No sooner had I read the last page I began to question why I love Jane Austen so much. Oddly enough, it is a tough
question to answer, most likely because my outlook towards her has changed over the years. I must admit I came to her quite late. I never read Pride and Prejudice as a giddy schoolgirl; I discovered her in college. I am embarrassed to say that my introduction to Jane Austen was through the BBC production of Pride and Prejudice starring Jennifer Ehle and Colin Firth as Elizabeth and Darcy. I remember loving it as I tried to watch while being teased by a neanderthal who felt that the highly mannered society, the clothes and stately settings, and period language were pretentious. I read the book and soon after the other five novels. I fell in love.
Since then, I have read the biographies, the Juvenilia, the letters, magazines, articles, on-line blogs, and have re-read the books countless times. I would rather go hungry than not purchase the newest edition of any of the novels, biography, or critical essays. I even watch and enjoy the cinematic versions of the books and Jane Austen’s life. My favorite P&P is no longer the Firth one; he being much too Byronic for my tastes and not the Darcy of the novel.

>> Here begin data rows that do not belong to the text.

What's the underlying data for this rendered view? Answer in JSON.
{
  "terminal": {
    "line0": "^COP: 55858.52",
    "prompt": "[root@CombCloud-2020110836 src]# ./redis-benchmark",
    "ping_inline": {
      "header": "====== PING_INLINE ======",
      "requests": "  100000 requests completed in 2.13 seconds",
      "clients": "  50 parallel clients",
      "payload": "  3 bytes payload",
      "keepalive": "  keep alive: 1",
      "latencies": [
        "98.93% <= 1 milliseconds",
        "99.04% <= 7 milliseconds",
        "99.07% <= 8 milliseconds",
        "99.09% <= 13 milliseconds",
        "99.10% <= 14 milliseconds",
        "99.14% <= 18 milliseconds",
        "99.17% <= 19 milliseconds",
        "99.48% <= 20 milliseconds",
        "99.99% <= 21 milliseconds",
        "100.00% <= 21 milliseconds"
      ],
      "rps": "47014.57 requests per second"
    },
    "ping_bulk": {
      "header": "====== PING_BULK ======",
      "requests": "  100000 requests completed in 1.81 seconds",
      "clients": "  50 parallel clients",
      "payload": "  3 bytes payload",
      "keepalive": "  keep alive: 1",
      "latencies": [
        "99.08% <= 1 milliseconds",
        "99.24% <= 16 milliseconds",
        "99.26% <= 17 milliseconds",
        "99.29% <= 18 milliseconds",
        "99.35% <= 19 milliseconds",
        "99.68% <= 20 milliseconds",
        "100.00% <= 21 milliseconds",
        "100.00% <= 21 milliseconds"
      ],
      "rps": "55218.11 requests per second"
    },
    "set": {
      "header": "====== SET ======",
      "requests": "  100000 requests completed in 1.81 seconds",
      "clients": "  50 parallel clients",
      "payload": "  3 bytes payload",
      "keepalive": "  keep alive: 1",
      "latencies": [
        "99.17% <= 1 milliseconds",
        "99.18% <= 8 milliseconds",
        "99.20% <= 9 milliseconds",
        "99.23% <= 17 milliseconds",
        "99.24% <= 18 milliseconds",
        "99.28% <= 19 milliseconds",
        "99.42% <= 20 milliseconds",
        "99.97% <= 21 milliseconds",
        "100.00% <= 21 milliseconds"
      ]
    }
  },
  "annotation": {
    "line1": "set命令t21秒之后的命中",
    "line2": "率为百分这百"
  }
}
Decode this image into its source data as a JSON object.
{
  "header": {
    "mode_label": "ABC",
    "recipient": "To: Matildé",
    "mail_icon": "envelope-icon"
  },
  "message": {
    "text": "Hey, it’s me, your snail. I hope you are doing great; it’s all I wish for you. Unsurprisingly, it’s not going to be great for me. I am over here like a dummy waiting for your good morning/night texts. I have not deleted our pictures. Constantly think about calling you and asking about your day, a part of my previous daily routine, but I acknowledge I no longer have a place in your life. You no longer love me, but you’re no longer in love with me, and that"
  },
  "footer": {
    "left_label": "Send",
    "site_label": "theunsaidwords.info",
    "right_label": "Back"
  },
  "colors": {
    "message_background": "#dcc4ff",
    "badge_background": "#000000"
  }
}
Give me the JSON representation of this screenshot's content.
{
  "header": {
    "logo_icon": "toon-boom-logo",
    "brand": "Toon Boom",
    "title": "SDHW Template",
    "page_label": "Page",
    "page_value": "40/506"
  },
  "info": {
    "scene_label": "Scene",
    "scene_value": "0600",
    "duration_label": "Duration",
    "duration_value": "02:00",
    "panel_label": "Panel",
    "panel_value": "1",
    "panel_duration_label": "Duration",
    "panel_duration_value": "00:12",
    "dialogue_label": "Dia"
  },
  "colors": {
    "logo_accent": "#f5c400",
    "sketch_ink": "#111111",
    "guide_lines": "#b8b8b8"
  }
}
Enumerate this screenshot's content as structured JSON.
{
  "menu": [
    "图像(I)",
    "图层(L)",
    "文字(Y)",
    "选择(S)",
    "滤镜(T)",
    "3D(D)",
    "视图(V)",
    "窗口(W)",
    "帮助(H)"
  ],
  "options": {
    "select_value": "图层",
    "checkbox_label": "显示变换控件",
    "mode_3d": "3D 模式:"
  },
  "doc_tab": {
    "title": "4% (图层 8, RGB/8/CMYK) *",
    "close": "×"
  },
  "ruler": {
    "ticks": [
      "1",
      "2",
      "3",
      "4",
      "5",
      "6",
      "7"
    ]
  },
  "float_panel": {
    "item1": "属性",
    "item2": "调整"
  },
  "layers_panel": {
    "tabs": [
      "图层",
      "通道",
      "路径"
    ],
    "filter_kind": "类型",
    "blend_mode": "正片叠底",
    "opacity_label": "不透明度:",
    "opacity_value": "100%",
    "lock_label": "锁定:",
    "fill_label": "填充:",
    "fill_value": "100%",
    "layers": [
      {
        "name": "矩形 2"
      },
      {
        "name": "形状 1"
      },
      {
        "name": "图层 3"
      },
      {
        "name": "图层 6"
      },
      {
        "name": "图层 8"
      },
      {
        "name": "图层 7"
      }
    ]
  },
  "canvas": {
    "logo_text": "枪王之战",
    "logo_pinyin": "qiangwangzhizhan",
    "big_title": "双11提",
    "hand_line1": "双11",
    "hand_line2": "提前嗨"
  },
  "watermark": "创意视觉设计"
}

I have read each book in different ways, sometimes I focus on character, sometimes it’s the language, I like to focus on reading between the lines to gently uncover Jane Austen’s witty and humorous and very accurate assessments of the people we still come into contact today. She was a master of language; her writing so exquisite and at the same time so humble. Unless you are looking for it this can be easy to miss. Virginia Woolf summed it up best in A Room of One’s Own,
“Anyone who has the temerity to write about Jane Austen is aware…that of all great writers she is the most difficult to catch in the act of greatness.”
So why Jane Austen? Because I am the giddy girl seeking romance, the intellectual woman looking for discourse on the perfect novel, the feminist fighting for female independence and a break from the accepted docile rendering of womanhood, the gray-haired lady who values penmanship, civility, and manners. Jane Austen answers to all of these various parts of my personality and so much more. I’ve never been let down by her and have always been able to find a kernel of wisdom, laughter, and joy no matter my mood. Her words have uplifted my spirits, answered difficult questions, and given me an understanding of people through the behavior of her characters. She is great. It is as simple as that.